10:05 | 08/12/2015 Economy
(VEN) - Foreign direct investment (FDI) is making a strong impression as all newly-registered, supplementary and disbursed capital has increased. Vietnam Economic News’ Nguyen Hoa spoke with Nguyen Van Toan, Deputy Chair of the Vietnam Association Foreign Invested Enterprises, to take a closer look at the impact of the FDI sector in Vietnam.
What are your comments on FDI attraction in the first 10 months of this year and the goal of US$22 billion in FDI for the whole year?
Vietnam attracted 1,657 new FDI projects with total registered investment capital of US$12.42 billion in these months, a 26.9 percent increase from the same period last year in number of projects, and a 24.8 percent increase in terms of registered capital. In addition, 667 ongoing FDI projects increased their capital by US$6.866 billion, a 42 percent increase in number of projects and an 83 percent increase in terms of registered capital. Including both new and supplementary FDI capital, the country attracted US$19.3 billion, a 40.8 percent increase, accounting for 87.7 percent of the annual target. Disbursed FDI capital reached US$11.8 billion, a 16.3 percent increase.
The increases show positive change both in terms of quantity and quality of FDI, and the goal to attract US$22 billion in FDI by the year-end is feasible.
Why did FDI improve so much?
Apart from major reasons such as low labor costs, stable politics, the big population and the large market, FDI attraction was supported via positive change in the investment environment as a result of the amendments of the Enterprise Law and the Investment Law, which were adopted in November 2014 and took effect on July 1, 2015.

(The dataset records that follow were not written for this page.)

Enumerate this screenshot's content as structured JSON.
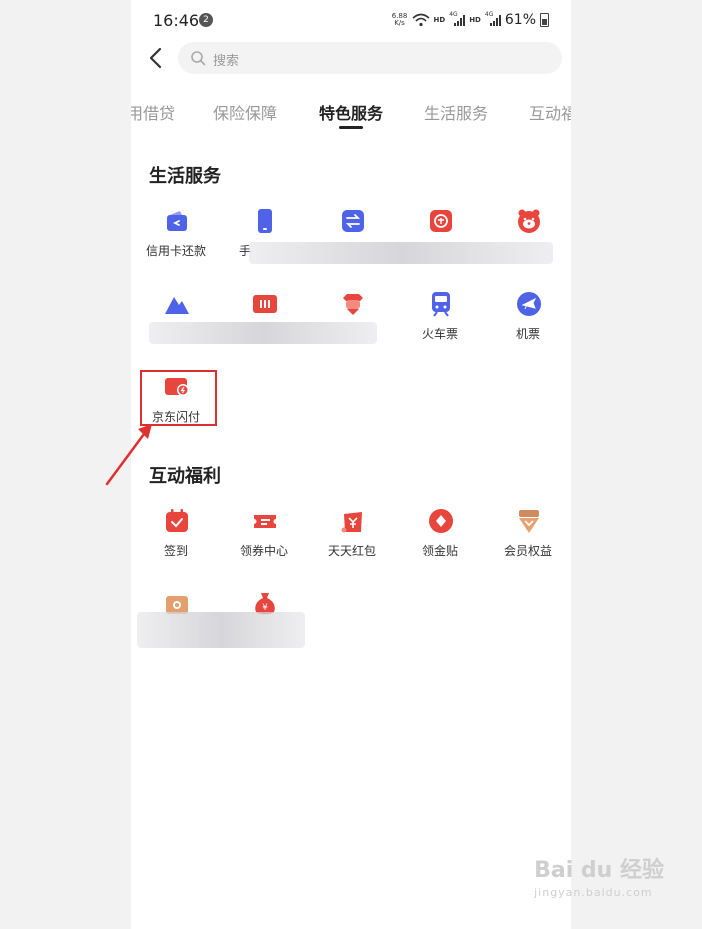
{
  "status_bar": {
    "time": "16:46",
    "notification_count": "2",
    "net_speed": "6.88",
    "net_unit": "K/s",
    "hd1": "HD",
    "hd2": "HD",
    "sig1": "4G",
    "sig2": "4G",
    "battery": "61%"
  },
  "search": {
    "placeholder": "搜索"
  },
  "tabs": [
    {
      "label": "用借贷"
    },
    {
      "label": "保险保障"
    },
    {
      "label": "特色服务",
      "active": true
    },
    {
      "label": "生活服务"
    },
    {
      "label": "互动福"
    }
  ],
  "life_services": {
    "title": "生活服务",
    "items": [
      {
        "label": "信用卡还款",
        "icon": "card-repay-icon"
      },
      {
        "label": "手",
        "icon": "phone-recharge-icon"
      },
      {
        "label": "",
        "icon": "transfer-icon"
      },
      {
        "label": "",
        "icon": "coin-icon"
      },
      {
        "label": "",
        "icon": "bear-icon"
      },
      {
        "label": "",
        "icon": "mountain-icon"
      },
      {
        "label": "",
        "icon": "ticket-icon"
      },
      {
        "label": "",
        "icon": "mascot-icon"
      },
      {
        "label": "火车票",
        "icon": "train-icon"
      },
      {
        "label": "机票",
        "icon": "plane-icon"
      },
      {
        "label": "京东闪付",
        "icon": "jd-quickpay-icon"
      }
    ]
  },
  "interactive_benefits": {
    "title": "互动福利",
    "items": [
      {
        "label": "签到",
        "icon": "calendar-check-icon"
      },
      {
        "label": "领券中心",
        "icon": "coupon-icon"
      },
      {
        "label": "天天红包",
        "icon": "red-packet-icon"
      },
      {
        "label": "领金贴",
        "icon": "gold-icon"
      },
      {
        "label": "会员权益",
        "icon": "member-icon"
      },
      {
        "label": "",
        "icon": "wallet-icon"
      },
      {
        "label": "",
        "icon": "money-bag-icon"
      }
    ]
  },
  "watermark": {
    "brand": "Bai du 经验",
    "sub": "jingyan.baidu.com"
  },
  "colors": {
    "blue": "#4e63e8",
    "red": "#e8453c",
    "highlight": "#d93030"
  }
}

The amended Enterprise Law has created a breakthrough since it allows companies to register an unlimited scope of business and to change business areas without re-registration. The amended Investment Law abrogates investment examination procedures and reduces the investment registration duration from 45 days formerly to 15 days currently. The number of prohibited business areas has also reduced from 51 formerly to 6 currently, greatly attracting foreign investors in Vietnam.
In addition, Vietnam is deepening international economic integration via concluding a free trade agreement (FTA) with the Republic of Korea and the Eurasian Economic Community and completing an FTA with the European Union and negotiations of the Trans Pacific Partnership (TPP) Agreement, helping increase Vietnam’s attractiveness to foreign investors. Several big-name businesses such as Vinamilk, Bao Minh and FPT have also withdrawn capital from several subsidiaries creating an important impetus for increased FDI in the first 10 months of the year.
What areas do you think FDI attraction should focus on in the near future?
I think the quality of FDI is really important. So, FDI attraction in the short term should focus on projects of big groups which will apply environmentally-friendly technology and will have a positive impact on domestic enterprises. This also means the country should refuse outdated-technology, environmentally-polluting projects and those coming to Vietnam to take full advantage of low labor costs.